Vantaggi
Good snack program, drinks and pizza gatherings, other company parties. Nice modern office easily accessible by public transport. Option to work remotely once in a while (but not full-time remote.) People aren't too strict about time so you can be flexible to a degree. There are some genuinely good people who work here and they embody the "Workday culture" the hype is all about. Mostly they're older employees. New hires are a mixed bag.
Svantaggi
Pay is lower than comparable jobs in other companies. Compensation includes stocks up to a cap each year, but they're more trouble than it's worth. Some roles have 100% remote management which means people who are far removed from the Workday Dublin realities make all the decisions. Not all of these decisions are good. No possibility to work remotely full-time. No commute stipend, extremely limited parking facilities on-site. After about a year you will stop learning new things and the job will become routine. Some skills you gain will be non-transferable in other roles because of proprietary coding languages etc.
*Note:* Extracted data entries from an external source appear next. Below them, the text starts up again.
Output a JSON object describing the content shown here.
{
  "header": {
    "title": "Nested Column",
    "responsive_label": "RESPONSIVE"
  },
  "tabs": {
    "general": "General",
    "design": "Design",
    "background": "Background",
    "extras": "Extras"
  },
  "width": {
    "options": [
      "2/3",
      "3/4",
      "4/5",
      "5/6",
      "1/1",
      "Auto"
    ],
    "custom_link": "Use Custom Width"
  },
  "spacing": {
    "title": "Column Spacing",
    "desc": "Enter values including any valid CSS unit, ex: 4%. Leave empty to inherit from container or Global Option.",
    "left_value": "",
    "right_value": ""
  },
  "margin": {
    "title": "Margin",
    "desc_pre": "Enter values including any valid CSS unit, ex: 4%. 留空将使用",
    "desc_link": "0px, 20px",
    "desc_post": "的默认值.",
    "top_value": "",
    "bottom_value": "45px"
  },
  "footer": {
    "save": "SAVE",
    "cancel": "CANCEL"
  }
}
Some of the managers are bullies, which includes senior management. You can get shouted down in very public ways for bringing the "wrong" ideas to the table, where "wrong" = "that the highest ranking person in that meeting doesn't like." Teams are very hit-and-miss like that. You can have a terrible manager and someone in the same job as you can have an amazing people leader on his/her team. If you raise concerns about management you'll basically be told to deal with it. HR are nice in person but useless. Serious concerns are being raised and not listened to. Problematic managers in general are promoted out of their teams rather than fired or disciplined. They can be the absolute worst to their teams, they can bully and belittle, but at the end of the day it's a big ole clique at the top and if you're not a part of it, good luck. Some managers are down right incompetent and make business decisions that hurt our product, but they're free to do as they please (again refer to the "loudest voice in the room" principle). There are a lot of empty slogans and corporate talk while we pat ourselves on the back for a job well done, but there is no vision and no direction. Another review said it as well: the loudest customer wins. Development is haphazard and it's not unheard of to have to pull extra hours for some unrealistic deadline someone with no technical knowledge committed to.